Tierbeobachtungsbelustigung, die (f.)

Ein Essay von Susanne Stefanski

Splish Splash (Illustration: Hassan Kerrouch)

Mit ein wenig Fantasie kann man von Tieren durchaus etwas lernen, etwa zum Thema Kindererziehung

Wann ich drauf gekommen bin, kann ich gar nicht mehr genau sagen. Vermutlich während einer meiner Tagesauftakt-Momente auf der Terrasse zu recht früher Morgenstunde. Da sitze ich dann so, mit der Kaffeetasse in der Hand, und komtempliere. Ein mir sehr lieb gewonnenes Ritual, für das ich gern 30 Minuten früher aufstehe als nötig und die News auf dem Smartphone später lese. Beim Sinnieren überblicke ich den Garten und schaue ihm beim Wachsen zu oder bemerke, wo eventuell eine ordnende Hand benötigt wird. Quasi als optischen Beifang beobachte ich dabei auch die Tiere, die sich in einem solchen Klein-Biotop auf- und vor allem verhalten. Mir fiel erst mit Verzug auf, wie spannend, erhellend und auch lustig das sein kann. Gratis-Sozialstudien mit viel Temperament und fast ohne Mensch.

Dieser, also ich, muss nämlich zuerst mal die Grundlage für das Tier-TV schaffen. Blumen, Beerensträucher, Meisenknödel, Nüsse und ein Wasserbecken für Insekten, Eichhörnchen und Vögel aller Art. Letztere sind zu meinen Lieblingsdarstellern geworden.
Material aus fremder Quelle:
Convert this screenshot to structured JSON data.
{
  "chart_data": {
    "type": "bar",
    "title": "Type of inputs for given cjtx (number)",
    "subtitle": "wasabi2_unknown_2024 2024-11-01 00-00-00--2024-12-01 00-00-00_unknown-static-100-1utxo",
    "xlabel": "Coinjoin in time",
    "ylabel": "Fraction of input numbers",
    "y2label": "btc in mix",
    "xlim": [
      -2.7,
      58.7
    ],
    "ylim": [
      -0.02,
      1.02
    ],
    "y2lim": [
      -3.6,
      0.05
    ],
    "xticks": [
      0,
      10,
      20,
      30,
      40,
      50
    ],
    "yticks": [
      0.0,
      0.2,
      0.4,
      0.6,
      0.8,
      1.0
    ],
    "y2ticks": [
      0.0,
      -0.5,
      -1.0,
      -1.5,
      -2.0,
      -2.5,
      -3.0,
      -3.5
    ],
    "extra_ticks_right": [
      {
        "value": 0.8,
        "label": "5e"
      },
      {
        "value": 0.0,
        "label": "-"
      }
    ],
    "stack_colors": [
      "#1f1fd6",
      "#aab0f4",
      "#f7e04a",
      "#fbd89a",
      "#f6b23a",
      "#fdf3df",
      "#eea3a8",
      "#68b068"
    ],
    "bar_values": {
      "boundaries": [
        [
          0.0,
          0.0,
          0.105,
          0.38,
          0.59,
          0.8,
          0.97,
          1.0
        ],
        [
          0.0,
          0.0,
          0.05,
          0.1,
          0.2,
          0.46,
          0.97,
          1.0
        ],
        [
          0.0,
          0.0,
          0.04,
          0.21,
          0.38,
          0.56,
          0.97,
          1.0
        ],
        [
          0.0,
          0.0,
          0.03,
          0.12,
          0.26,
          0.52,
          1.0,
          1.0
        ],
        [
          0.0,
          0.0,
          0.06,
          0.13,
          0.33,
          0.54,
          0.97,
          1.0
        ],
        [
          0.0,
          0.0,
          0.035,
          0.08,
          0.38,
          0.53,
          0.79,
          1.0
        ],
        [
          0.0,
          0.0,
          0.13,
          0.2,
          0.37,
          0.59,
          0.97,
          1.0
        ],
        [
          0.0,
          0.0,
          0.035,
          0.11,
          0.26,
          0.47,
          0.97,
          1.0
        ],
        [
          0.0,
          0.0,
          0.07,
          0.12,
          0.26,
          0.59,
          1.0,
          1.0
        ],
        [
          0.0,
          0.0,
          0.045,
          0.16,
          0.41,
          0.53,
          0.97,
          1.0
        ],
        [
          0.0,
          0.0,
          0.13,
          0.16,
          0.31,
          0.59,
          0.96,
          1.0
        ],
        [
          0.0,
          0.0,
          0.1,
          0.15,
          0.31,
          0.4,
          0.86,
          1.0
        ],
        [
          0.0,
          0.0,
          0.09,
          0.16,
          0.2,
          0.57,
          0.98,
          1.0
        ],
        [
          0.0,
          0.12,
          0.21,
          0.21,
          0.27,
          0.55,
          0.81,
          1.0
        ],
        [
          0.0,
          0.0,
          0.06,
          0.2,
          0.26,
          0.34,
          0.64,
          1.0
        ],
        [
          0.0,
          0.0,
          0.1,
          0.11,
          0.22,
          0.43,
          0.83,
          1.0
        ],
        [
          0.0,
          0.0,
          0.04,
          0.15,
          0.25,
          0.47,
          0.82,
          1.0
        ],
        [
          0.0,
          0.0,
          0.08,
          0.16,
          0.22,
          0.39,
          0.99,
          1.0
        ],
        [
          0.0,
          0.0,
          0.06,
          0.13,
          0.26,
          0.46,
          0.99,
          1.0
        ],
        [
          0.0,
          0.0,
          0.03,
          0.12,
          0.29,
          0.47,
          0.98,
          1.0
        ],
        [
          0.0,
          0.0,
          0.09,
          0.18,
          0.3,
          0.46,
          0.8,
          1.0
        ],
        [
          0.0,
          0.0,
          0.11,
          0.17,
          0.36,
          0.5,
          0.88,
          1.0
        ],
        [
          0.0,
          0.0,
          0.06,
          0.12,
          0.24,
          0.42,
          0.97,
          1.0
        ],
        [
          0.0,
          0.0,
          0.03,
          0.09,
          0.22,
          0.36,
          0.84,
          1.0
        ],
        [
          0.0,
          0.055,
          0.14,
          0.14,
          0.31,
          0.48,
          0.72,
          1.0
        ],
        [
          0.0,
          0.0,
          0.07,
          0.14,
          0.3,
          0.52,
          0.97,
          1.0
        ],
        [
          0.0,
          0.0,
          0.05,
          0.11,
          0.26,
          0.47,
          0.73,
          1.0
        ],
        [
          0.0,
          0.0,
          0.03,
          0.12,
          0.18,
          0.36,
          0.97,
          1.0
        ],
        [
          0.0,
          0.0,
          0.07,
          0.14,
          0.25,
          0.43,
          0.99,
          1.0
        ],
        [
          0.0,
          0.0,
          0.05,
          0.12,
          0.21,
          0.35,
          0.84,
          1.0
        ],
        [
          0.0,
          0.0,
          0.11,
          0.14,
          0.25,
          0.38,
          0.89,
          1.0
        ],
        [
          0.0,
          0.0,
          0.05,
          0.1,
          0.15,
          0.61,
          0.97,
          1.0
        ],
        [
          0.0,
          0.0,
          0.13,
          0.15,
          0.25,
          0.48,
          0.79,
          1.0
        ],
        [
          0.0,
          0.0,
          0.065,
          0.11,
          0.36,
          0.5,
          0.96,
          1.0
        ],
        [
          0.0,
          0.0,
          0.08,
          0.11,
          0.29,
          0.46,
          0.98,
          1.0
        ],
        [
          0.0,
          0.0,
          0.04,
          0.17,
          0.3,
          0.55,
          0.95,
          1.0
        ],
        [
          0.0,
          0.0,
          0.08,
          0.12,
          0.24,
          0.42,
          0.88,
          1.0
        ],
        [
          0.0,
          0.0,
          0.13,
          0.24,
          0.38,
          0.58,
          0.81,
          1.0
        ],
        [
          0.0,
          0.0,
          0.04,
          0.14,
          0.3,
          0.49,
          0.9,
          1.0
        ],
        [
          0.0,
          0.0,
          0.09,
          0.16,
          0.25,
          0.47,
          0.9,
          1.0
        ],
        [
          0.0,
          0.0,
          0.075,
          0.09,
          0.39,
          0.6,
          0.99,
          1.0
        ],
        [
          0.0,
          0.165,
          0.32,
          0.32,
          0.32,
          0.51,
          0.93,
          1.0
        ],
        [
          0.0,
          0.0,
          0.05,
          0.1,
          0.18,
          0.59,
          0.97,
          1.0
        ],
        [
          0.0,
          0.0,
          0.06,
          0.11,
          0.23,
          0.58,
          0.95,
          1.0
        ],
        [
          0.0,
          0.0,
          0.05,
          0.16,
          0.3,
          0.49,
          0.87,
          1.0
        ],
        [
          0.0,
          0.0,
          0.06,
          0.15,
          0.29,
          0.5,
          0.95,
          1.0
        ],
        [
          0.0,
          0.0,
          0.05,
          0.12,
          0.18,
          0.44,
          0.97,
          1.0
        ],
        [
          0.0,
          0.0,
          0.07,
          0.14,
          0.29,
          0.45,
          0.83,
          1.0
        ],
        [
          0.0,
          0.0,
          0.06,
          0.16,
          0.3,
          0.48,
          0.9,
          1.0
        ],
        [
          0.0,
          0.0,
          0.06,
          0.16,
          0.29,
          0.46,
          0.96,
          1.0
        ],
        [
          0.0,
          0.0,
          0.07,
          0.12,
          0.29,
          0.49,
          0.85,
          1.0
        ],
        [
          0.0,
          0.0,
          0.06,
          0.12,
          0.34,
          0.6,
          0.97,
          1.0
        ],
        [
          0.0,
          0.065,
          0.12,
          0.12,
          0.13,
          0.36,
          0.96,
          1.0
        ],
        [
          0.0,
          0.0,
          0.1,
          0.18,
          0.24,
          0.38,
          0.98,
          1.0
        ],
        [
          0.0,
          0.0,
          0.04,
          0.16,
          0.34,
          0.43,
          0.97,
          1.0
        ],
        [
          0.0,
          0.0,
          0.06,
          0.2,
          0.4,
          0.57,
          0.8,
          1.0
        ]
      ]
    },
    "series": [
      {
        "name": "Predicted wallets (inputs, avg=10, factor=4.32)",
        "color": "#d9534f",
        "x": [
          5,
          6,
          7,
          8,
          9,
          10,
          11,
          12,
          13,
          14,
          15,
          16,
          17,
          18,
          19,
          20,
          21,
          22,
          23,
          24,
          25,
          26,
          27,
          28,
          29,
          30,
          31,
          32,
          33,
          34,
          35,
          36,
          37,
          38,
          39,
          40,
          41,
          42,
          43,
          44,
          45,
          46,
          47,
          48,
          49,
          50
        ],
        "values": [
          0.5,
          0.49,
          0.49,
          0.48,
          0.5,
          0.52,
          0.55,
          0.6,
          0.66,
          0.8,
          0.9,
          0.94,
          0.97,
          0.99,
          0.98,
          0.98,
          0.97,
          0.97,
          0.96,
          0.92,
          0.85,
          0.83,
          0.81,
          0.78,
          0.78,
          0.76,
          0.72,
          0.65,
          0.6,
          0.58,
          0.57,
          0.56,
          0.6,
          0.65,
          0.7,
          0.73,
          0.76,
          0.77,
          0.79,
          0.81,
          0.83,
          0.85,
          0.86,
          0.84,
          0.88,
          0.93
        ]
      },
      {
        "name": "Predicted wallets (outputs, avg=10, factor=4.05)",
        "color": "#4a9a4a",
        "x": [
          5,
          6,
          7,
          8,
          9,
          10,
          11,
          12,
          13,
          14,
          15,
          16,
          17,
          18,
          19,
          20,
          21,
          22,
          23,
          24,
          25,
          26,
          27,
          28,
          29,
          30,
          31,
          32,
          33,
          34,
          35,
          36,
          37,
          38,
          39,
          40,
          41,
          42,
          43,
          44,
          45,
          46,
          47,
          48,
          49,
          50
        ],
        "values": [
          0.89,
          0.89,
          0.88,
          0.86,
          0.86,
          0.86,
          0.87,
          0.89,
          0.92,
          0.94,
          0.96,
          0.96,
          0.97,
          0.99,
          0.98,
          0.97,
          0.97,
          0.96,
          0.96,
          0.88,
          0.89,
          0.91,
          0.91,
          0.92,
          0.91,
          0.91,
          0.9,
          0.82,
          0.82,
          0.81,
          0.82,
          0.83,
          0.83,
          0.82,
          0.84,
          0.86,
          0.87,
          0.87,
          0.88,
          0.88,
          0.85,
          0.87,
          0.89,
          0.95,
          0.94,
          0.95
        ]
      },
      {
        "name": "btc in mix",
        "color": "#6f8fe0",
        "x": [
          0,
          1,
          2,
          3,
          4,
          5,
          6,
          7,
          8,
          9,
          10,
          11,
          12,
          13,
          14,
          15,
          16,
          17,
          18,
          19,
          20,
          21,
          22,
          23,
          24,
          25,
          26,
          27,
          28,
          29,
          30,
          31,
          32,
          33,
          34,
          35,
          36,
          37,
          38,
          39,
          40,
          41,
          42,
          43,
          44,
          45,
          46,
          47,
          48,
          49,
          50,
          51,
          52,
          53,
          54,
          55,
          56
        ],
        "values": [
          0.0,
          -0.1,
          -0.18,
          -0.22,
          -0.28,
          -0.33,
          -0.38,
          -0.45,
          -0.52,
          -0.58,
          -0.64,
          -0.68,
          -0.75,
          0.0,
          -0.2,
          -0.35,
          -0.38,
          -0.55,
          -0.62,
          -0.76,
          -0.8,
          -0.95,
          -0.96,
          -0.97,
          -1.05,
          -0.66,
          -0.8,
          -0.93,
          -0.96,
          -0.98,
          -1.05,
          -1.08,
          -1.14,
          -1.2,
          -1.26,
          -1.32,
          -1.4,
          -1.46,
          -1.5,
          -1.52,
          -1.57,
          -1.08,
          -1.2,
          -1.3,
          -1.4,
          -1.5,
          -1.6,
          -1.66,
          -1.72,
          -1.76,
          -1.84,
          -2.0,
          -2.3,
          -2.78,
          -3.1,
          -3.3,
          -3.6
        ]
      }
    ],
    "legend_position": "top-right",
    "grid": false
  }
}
Neulich, beim Beet-Umgraben, fühlte ich mich beobachtet. Keinen Meter neben mir sitzt ein Rotkehlchen, legt den Kopf schief und wartet. Darauf, dass ich endlich Platz mache, damit es an dieser Stelle die nun leichter erreichbaren Regenwürmer aus dem Boden ziehen kann.

Weniger mordlustige Szene: Der aufgehängte Futterknödel im XL-Format ist eine Art Bordbistro für viele Vögel, die, nach Körpergröße gestaffelt, auf ihren Slot warten. Je kleiner das Tierchen, desto lauter zeternd. Ganz besonders aufgeregt sind alle, wenn der Nachwuchs am Start ist. Ich verfolge verblüfft, wie bei Meisens und Spechts die Kleinen schon sehr gut fliegen können, unter dem Knödel auf der Stange sitzen, lauthals tschilpen – und liebevoll gefüttert werden. Wie bitte? Wer fast so groß ist wie die Eltern, muss doch selbst essen können. Hotel Mama? Im Ernst? Bei denen auch? Das Thema hat sich übrigens bei Vogels nach einer Woche erledigt, die Kinder (und Eltern) sind durch mit der Phase.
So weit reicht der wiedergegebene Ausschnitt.